As we cross the threshold from one millennium to the next, prophecy experts seem to be at the forefront, interpreting current events and predicting what the future will bring. Countless television and radio programs are broadcasted into homes, and thousands of books are circulated around the globe, offering advice regarding how Christians should prepare for the End.
The practice of predicting future events is not new. As Walter Klaassen’s recent book on eschatology observes, there is
nothing new under the sun in the field of end-time calculations. In virtually every era of Christian history, people have concerned themselves with the future. While countless predictions offered throughout history have not been fulfilled, this has not discouraged persons at some later date from trying their hand at calculating what the next year, decade or century may bring.
The abundance of unfulfilled predictions, however, has left many serious-minded Christians skeptical about end-time discussions. Such discussions seem irrelevant at best, and superstitious or heretical at worst.
While critical of the forecasters of our time, Klaassen argues in his book that eschatology is not a dispensable aspect of Christian faith. In his view a basic confession of the church is that Christ will come again. He offers a critique, not only of the forecasters of popular religion and culture, who try to force-fit the Scriptures into some kind of preconceived premillennial framework, but also of those Christians who would rather understand their faith exclusively in this-worldly terms.
The first half of the book seeks to analyze the ideas and interpretive methods of today’s popular forecasters; the second half is devoted to constructing an alternative eschatology. A major premise in this latter section is that the question of
when is unanswerable, and that setting the time of the End is completely up to God. A further premise is that any faithful and scriptural interpretation concerning the future must take into account the fullness of the gospel, a view that represents the heart of the traditional teaching of the church, where the Bible is allowed to interpret itself.
The book makes a valuable contribution to the topic of eschatology. The author’s critique of premillennial views is detailed and comprehensive—perhaps more than necessary. Klaassen’s own construction effectively avoids narrow interpretations of Scripture. The apocalyptic books of the Bible are read and interpreted in light of other major themes in the Scriptures. The topic of eschatology is skillfully woven together with other central theological themes in Christian theology, such as God, Jesus Christ, creation, salvation and ecclesiology.
Like all interpreters of Scripture, Klaassen does not entirely avoid reading the biblical text through a particular interpretive lens.
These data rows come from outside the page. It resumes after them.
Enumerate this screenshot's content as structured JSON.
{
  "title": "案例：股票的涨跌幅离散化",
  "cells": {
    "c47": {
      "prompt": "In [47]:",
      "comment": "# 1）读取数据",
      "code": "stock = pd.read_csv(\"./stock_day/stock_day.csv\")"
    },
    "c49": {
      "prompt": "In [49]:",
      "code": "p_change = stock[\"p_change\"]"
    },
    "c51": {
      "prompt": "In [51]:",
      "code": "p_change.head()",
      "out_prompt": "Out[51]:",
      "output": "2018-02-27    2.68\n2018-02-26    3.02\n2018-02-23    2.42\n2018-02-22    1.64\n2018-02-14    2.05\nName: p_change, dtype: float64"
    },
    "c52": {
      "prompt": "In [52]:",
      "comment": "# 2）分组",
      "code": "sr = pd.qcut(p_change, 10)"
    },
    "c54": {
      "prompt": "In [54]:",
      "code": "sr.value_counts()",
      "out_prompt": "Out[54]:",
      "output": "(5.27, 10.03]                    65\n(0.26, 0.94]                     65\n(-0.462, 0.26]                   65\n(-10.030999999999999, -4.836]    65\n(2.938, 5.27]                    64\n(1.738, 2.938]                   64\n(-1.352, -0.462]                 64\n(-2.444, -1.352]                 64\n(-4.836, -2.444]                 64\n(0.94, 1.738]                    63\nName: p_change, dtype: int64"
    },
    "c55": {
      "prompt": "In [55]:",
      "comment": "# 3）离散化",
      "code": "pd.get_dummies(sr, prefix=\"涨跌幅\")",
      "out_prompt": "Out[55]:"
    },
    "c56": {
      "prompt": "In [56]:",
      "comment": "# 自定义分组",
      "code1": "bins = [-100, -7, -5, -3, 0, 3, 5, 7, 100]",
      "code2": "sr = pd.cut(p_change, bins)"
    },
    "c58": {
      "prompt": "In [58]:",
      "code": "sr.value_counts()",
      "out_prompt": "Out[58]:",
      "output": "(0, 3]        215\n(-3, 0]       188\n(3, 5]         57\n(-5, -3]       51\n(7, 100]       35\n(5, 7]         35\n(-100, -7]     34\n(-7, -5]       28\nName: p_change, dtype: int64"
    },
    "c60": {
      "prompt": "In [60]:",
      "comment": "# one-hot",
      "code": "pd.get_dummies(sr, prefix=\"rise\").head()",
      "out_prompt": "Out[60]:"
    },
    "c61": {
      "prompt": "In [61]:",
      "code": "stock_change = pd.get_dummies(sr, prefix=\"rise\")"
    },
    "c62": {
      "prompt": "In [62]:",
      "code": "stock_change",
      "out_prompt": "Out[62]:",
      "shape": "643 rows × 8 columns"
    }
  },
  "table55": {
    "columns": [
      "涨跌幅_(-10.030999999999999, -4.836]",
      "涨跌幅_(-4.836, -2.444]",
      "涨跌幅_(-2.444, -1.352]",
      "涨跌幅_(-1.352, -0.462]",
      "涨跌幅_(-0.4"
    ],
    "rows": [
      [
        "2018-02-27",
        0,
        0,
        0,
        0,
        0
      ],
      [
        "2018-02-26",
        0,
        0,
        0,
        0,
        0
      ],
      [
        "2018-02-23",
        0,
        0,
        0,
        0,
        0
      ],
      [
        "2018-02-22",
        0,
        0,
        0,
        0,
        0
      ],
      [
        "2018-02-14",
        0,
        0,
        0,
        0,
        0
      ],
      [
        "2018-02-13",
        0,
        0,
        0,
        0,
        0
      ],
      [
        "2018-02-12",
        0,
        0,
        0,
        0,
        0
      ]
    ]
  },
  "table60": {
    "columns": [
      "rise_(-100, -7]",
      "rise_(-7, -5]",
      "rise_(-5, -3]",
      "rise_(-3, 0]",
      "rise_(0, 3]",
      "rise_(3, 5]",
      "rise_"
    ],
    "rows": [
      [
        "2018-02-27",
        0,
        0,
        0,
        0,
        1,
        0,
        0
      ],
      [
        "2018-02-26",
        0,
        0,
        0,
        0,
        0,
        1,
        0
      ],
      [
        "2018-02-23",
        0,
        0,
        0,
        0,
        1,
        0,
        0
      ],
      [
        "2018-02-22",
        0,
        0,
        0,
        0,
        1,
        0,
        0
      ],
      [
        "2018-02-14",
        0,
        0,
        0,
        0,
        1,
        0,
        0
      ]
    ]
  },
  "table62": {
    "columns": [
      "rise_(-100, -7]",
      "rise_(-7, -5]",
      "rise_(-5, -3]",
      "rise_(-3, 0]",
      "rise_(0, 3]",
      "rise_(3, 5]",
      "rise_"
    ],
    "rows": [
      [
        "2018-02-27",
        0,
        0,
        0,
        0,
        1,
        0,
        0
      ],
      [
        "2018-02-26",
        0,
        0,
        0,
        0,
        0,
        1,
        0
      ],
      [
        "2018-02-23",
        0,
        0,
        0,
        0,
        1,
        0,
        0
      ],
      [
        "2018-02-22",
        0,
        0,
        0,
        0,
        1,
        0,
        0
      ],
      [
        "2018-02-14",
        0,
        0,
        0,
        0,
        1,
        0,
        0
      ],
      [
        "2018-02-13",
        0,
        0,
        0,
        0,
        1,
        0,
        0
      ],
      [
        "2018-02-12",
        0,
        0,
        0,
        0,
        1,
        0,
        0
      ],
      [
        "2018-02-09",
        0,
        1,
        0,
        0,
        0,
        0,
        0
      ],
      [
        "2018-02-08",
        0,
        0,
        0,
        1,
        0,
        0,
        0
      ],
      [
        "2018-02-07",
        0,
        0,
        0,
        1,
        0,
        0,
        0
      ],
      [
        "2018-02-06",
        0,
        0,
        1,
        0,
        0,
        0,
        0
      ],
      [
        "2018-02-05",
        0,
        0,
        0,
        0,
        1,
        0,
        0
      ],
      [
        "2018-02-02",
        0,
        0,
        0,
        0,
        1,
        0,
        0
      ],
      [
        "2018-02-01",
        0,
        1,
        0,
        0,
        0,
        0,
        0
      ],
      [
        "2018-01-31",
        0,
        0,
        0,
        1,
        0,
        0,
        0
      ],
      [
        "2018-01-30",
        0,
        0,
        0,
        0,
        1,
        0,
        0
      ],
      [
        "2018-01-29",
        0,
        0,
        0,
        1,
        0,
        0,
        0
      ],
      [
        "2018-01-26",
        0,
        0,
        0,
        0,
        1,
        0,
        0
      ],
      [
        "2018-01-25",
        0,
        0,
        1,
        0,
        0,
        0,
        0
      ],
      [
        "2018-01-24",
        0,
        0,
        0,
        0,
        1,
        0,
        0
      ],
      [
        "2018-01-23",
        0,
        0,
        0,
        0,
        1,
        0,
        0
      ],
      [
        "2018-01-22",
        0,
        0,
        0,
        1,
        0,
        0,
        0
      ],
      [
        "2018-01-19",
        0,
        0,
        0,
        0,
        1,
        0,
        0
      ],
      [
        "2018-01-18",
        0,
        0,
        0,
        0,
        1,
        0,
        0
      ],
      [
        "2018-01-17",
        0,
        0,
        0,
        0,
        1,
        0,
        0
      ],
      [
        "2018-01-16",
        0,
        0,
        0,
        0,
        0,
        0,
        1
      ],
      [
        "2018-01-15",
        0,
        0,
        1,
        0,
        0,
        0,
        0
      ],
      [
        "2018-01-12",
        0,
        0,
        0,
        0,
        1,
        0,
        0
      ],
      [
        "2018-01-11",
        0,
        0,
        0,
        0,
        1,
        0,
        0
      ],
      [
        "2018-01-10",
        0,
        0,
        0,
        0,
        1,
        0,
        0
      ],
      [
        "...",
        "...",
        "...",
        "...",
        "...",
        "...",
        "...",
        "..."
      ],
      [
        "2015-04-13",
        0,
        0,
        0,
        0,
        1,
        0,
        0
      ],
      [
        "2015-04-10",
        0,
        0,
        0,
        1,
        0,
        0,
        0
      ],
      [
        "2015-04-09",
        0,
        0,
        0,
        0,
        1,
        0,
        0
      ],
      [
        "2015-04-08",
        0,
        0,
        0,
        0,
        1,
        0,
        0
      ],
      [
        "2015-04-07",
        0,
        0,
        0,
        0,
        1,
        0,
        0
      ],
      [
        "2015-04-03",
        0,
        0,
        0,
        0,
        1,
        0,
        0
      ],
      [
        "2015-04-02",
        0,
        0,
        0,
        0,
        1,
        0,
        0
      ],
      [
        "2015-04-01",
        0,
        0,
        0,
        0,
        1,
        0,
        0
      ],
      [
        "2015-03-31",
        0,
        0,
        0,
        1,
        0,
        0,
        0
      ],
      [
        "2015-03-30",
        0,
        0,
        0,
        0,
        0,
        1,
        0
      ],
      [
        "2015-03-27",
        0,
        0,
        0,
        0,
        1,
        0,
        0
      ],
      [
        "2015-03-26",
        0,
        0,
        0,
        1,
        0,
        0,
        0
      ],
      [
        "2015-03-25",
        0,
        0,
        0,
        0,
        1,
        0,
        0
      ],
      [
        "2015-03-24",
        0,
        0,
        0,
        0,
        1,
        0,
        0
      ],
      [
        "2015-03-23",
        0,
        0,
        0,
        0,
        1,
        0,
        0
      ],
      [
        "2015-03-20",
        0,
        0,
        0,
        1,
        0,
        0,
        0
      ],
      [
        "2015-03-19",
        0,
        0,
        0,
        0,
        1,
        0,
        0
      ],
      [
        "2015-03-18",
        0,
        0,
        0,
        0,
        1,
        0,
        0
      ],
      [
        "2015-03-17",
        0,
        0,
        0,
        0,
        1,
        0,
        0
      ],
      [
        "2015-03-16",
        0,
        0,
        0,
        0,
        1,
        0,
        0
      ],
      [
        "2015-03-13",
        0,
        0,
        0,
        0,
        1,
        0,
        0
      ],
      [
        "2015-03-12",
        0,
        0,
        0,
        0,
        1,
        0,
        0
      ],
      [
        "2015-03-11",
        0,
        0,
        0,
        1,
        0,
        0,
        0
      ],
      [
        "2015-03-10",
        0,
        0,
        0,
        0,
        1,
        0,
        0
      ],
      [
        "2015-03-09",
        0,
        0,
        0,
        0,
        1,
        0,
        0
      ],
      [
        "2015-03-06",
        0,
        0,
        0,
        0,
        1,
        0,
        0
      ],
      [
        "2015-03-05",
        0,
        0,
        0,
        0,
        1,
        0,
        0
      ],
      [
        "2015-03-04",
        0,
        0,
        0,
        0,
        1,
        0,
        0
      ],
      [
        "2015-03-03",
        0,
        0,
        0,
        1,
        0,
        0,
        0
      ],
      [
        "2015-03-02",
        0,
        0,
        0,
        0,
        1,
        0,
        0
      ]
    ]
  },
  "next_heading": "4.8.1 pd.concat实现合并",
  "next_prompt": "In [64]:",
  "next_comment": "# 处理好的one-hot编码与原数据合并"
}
His reading is shaped by the biblical tradition that focuses on the kingdom of God—a theme that the popular forecasters seem to avoid. Klaassen takes up the prophetic notions of the kingdom in the Old Testament and links them with New Testament notions as understood in Jesus Christ. In his view, it is the cross and the resurrection of Jesus Christ which supplies the meaning of the End.
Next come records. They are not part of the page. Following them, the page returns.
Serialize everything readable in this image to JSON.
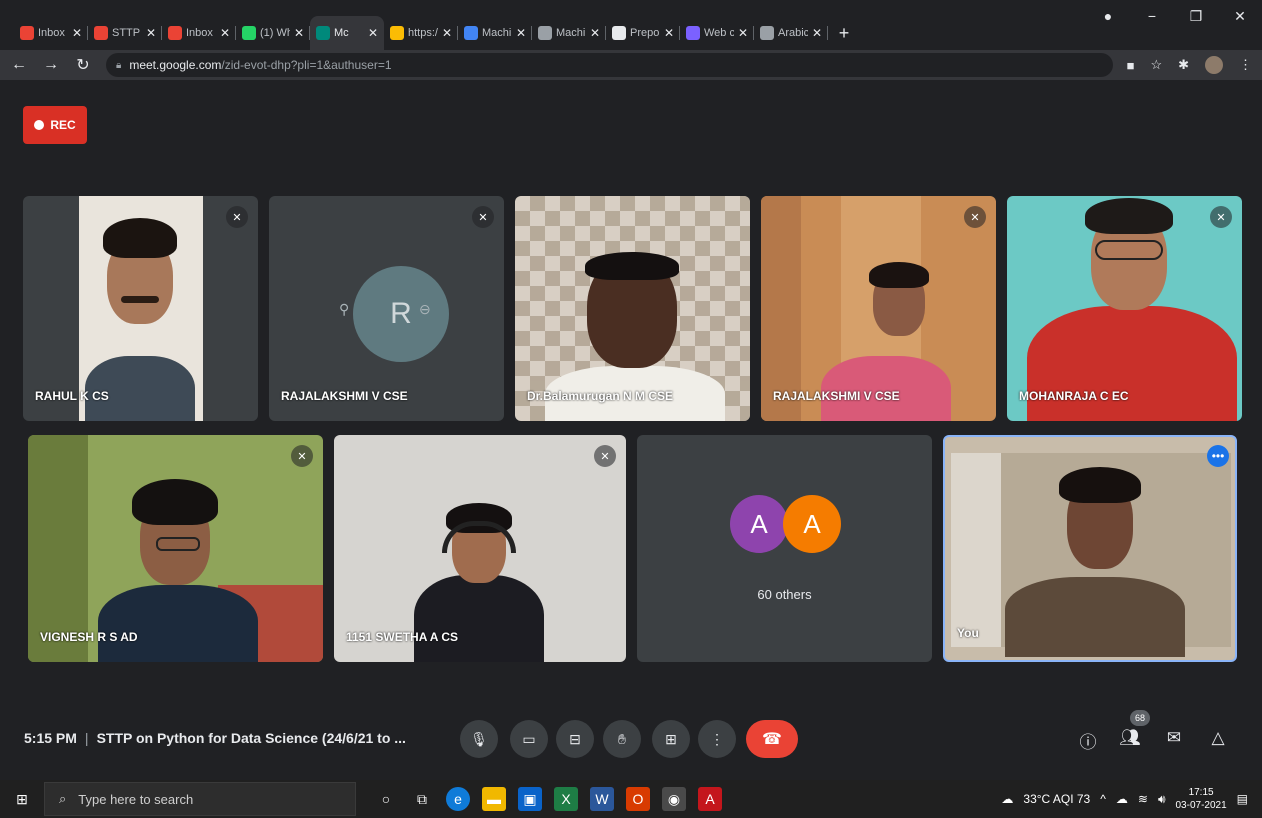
{
  "browser": {
    "tabs": [
      {
        "title": "Inbox",
        "icon": "gmail-icon",
        "color": "#ea4335"
      },
      {
        "title": "STTP c",
        "icon": "gmail-icon",
        "color": "#ea4335"
      },
      {
        "title": "Inbox",
        "icon": "gmail-icon",
        "color": "#ea4335"
      },
      {
        "title": "(1) Wh",
        "icon": "whatsapp-icon",
        "color": "#25d366"
      },
      {
        "title": "Mc",
        "icon": "meet-icon",
        "color": "#00897b",
        "active": true
      },
      {
        "title": "https:/",
        "icon": "page-icon",
        "color": "#fbbc04"
      },
      {
        "title": "Machi",
        "icon": "google-icon",
        "color": "#4285f4"
      },
      {
        "title": "Machi",
        "icon": "doc-icon",
        "color": "#9aa0a6"
      },
      {
        "title": "Prepo",
        "icon": "n-icon",
        "color": "#e8eaed"
      },
      {
        "title": "Web c",
        "icon": "web-icon",
        "color": "#7b61ff"
      },
      {
        "title": "Arabic",
        "icon": "doc-icon",
        "color": "#9aa0a6"
      }
    ],
    "new_tab": "+",
    "url_host": "meet.google.com",
    "url_path": "/zid-evot-dhp?pli=1&authuser=1"
  },
  "rec": {
    "label": "REC"
  },
  "participants": [
    {
      "name": "RAHUL K CS"
    },
    {
      "name": "RAJALAKSHMI V CSE",
      "initial": "R"
    },
    {
      "name": "Dr.Balamurugan N M CSE"
    },
    {
      "name": "RAJALAKSHMI V CSE"
    },
    {
      "name": "MOHANRAJA C EC"
    },
    {
      "name": "VIGNESH R S AD"
    },
    {
      "name": "1151 SWETHA A CS"
    },
    {
      "name": "You"
    }
  ],
  "others": {
    "avatars": [
      "A",
      "A"
    ],
    "label": "60 others",
    "colors": [
      "#8e44ad",
      "#f57c00"
    ]
  },
  "meeting": {
    "time": "5:15 PM",
    "title": "STTP on Python for Data Science (24/6/21 to ...",
    "participant_count": "68"
  },
  "taskbar": {
    "search_placeholder": "Type here to search",
    "weather": "33°C  AQI 73",
    "time": "17:15",
    "date": "03-07-2021"
  }
}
From those central realities, all the rest of the future derives any significance it has. Klaassen insists that
the events of the End have to be interpreted in the light of the cross and resurrection of Jesus Christ (202).
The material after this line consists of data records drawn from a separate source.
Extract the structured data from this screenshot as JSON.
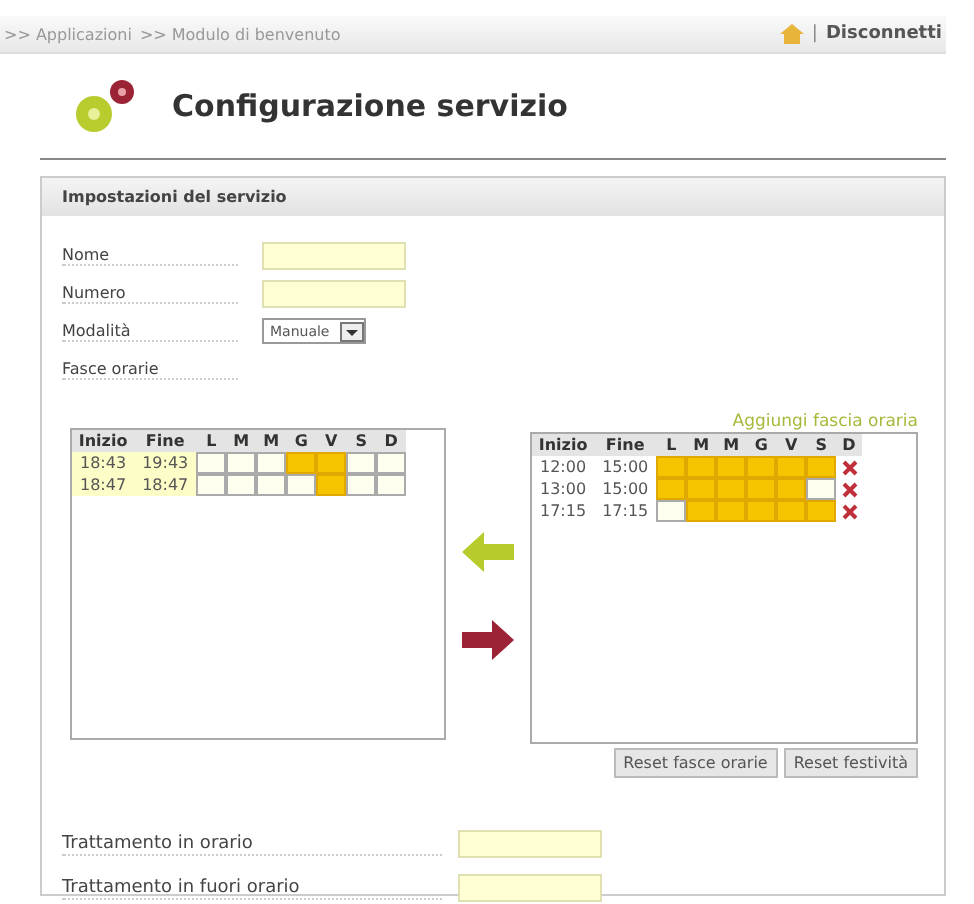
{
  "breadcrumb": [
    ">> Applicazioni",
    ">> Modulo di benvenuto"
  ],
  "logout": {
    "separator": "|",
    "label": "Disconnetti"
  },
  "title": "Configurazione servizio",
  "section": {
    "title": "Impostazioni del servizio"
  },
  "fields": [
    {
      "label": "Nome",
      "kind": "text"
    },
    {
      "label": "Numero",
      "kind": "text"
    },
    {
      "label": "Modalità",
      "kind": "select",
      "value": "Manuale"
    },
    {
      "label": "Fasce orarie",
      "kind": "none"
    }
  ],
  "columns": [
    "Inizio",
    "Fine",
    "L",
    "M",
    "M",
    "G",
    "V",
    "S",
    "D"
  ],
  "left_slots": [
    {
      "start": "18:43",
      "end": "19:43",
      "days": [
        false,
        false,
        false,
        true,
        true,
        false,
        false
      ]
    },
    {
      "start": "18:47",
      "end": "18:47",
      "days": [
        false,
        false,
        false,
        false,
        true,
        false,
        false
      ]
    }
  ],
  "add_slot_link": "Aggiungi fascia oraria",
  "right_columns": [
    "Inizio",
    "Fine",
    "L",
    "M",
    "M",
    "G",
    "V",
    "S",
    "D"
  ],
  "right_slots": [
    {
      "start": "12:00",
      "end": "15:00",
      "days": [
        true,
        true,
        true,
        true,
        true,
        true
      ]
    },
    {
      "start": "13:00",
      "end": "15:00",
      "days": [
        true,
        true,
        true,
        true,
        true,
        false
      ]
    },
    {
      "start": "17:15",
      "end": "17:15",
      "days": [
        false,
        true,
        true,
        true,
        true,
        true
      ]
    }
  ],
  "buttons": [
    "Reset fasce orarie",
    "Reset festività"
  ],
  "treatments": [
    {
      "label": "Trattamento in orario"
    },
    {
      "label": "Trattamento in fuori orario"
    }
  ]
}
This point of view ultimately leads the author to question popular descriptions of a violent God, who ushers in an
Armageddon filled with violence and destruction. Readers sympathetic to Anabaptist-Mennonite perspectives will find this perspective insightful, for it exposes a serious problem in the theology of the premillennial forecasters; namely, that their conception of the Divine appears to have little in common with the God whom Jesus invited humanity to trust and love. Klaassen maintains that our eschatological visions must be consistent with the
peaceable kingdom, which God has inaugurated in Jesus Christ.
I found Armageddon and the Peaceable Kingdom an accessible and comprehensive study concerning how Christians should view the future. We can be grateful to Walter Klaassen for his contribution to an important topic of our time.